Launch Your Encore – Finding Adventure and Purpose Later in Life – a new book by Hans Finzel and Rick Hicks. Coming early 2015.
Listen to this interview with Rick as we discuss our new book, and why Boomers will reinvent retirement in the coming years.
A lot of boomers we are asking the post career question, What’s next?” Our book is the answer to their question. Boomers must learn
to be intentional about finding meaning and purpose in their sixties, seventies, and eighties (the 60-80 window). With the average U.S. life expectancy reaching eighty, the authors’ purpose is to help readers recognize that they are entering a new life stage, identify the positive changing landscape of late life development, and discover how they have the potential to maximize their new role as elders in this culture. No longer retiring at 65 and dying soon there after, people are ending up with a whole lot of life left after their main careers.
Readers of Launch Your Encore will:
- Know that they are not alone in the journey into late life development. This is the new normal for boomers.
- Learn the building blocks of a fulfilling life after retirement for the “new old.”
- See the choices that must be made to have a successful elder life beyond the old “retire and die” paradigm of their parents and grandparents.
- Learn how to establish meaning and purpose in the “60–80 window.”
Dr. Rick Hicks is the North America Area Leaders from Operation Mobilization.
A Preview from our Introduction to
Launch Your Encore.
Seventy six million of us boomers are moving into our sixties and seventies. We all know how many boomers there are — more than a quarter of the U.S. population. On Jan. 1, 2011, boomers began turning 65. Between 7,000 and 10,000 of us will celebrate that birthday each day for the next 18 years. The last Boomers turned fifty on January 1, 2014. Their transition will again rock the world. By 2050, according to Pew Research projections, about one-in-five Americans will be over age 65, and about 5% will be ages 85 and older, up from 2% in 2010. These ratios will put the U.S. at mid-century roughly where Japan, Italy and Germany–the three “oldest” large countries in the world–are today. (Pew Research Group, Growing Old in America: Expectations vs. Reality, June 29, 2009)
Statistics show that we are living on average twelve years longer than the previous “builder” generation. And in the process we are redefining what is known as “the retirement years”. Dr. Laura Carstensen, director of the Stanford Center on Longevity says, “The culture hasn’t had time to catch up. The enormity of this hasn’t hit people.” We the authors are coming to grips with the bonus of these added years, and this book is aimed squarely at helping our aging generation in this transition toward a meaningful and purposeful later life. (Source AARP Magazine, Jan, 2014, p.57)
Boomers have to learn to be intentional about finding meaning and purpose in aging. Where do we find significance in the 60 – 80 window? How do we find that new place as we leave our main careers? How do we launch a fulfilling encore?

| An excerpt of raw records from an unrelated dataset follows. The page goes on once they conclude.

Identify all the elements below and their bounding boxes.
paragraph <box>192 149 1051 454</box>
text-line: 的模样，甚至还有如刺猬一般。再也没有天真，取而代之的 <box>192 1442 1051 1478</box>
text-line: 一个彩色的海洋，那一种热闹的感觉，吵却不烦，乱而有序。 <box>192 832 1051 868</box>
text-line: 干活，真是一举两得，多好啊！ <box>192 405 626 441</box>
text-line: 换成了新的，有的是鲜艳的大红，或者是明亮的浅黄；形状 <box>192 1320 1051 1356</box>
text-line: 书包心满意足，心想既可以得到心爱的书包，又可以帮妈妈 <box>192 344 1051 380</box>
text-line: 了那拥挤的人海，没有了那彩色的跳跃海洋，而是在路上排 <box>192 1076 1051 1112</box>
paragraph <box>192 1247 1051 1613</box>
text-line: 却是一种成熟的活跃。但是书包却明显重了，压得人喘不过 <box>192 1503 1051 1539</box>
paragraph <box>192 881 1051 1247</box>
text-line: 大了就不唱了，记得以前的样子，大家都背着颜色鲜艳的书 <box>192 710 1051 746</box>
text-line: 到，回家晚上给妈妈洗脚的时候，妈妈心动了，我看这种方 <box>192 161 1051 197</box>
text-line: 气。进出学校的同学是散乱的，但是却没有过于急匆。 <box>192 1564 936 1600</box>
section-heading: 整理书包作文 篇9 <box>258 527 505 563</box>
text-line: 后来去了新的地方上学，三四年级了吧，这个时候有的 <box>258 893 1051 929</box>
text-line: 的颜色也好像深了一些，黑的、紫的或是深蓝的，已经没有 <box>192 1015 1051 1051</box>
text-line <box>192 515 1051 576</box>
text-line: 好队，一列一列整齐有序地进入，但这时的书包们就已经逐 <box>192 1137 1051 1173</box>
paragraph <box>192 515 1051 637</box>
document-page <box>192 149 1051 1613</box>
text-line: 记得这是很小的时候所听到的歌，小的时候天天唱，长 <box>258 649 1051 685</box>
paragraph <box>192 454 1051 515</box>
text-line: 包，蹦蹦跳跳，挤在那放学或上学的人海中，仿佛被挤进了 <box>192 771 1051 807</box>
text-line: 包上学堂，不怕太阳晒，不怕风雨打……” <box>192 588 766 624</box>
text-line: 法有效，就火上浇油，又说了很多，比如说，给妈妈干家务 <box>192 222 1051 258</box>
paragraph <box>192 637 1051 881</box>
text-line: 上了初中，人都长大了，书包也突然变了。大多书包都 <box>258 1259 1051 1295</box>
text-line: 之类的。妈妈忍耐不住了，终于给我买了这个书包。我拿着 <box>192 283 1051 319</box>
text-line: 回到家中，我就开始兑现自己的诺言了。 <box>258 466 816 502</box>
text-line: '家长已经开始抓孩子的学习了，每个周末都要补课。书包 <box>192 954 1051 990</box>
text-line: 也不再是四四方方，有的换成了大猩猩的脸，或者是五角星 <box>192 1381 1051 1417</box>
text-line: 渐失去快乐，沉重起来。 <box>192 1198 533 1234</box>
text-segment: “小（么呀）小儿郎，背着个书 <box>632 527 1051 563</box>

During our journey of writing this book over a two-year period, we both floated up the word “retirement,” time and again. We mentioned to strangers and friends alike that we are pioneering new ways of looking at our retirement years for boomers who don’t really like that “R” word. The comebacks were at times hilarious, chilling, confusing and enlightening. Most of all, it underscored our observation that for most boomers and younger people there is not much serious thought or preparation for getting ready for this important life stage. “Retirement” is many different things for each one of us. One older retired gentleman we ran in to said, “My retired friends either love it or hate it.” So we asked, “Why do they hate it?” “Because they have not figured out what do to and they are bored stiff.” Here is just a sampling of other things we heard in our informal survey:
Question: What comes to mind when you hear the word “retirement?”
- My question is, “What’s next?”
- Work as long as I can.
- Freedom – finally have time to do what I love.
- I can put off till tomorrow what I don’t want to do today.
- I can start over – and do what will I really want to do.
- I can’t afford to.
- Retirement is an “employee” concept if you work for yourself.
- Shed my shackles and create a new career.
- I’m finally going to sell this place — all I want is a beach and a beer.
- I don’t believe in retirement.
- I will work till I drop dead.
We found some interesting contrasts:
- For some people, “I will love retirement, because I will be free to do what I want. And what I want is fun.”
- For others, “I will hate retirement, because my life will no longer have meaning and I will not longer be needed and be important in my career.”
- For some people who don’t like their jobs, they assume that retirement is more fun that working.
- For other people who love their jobs and their work so much they get very depressed at the thought of having to give it up.
- Some people are ready financially for an abundant retirement.
- Other people are scared to death because they are not ready financially to ever stop working though they would love to.
If we had a chance to ask you, how would you fill in this blank, “For me the word retirement means _________________.”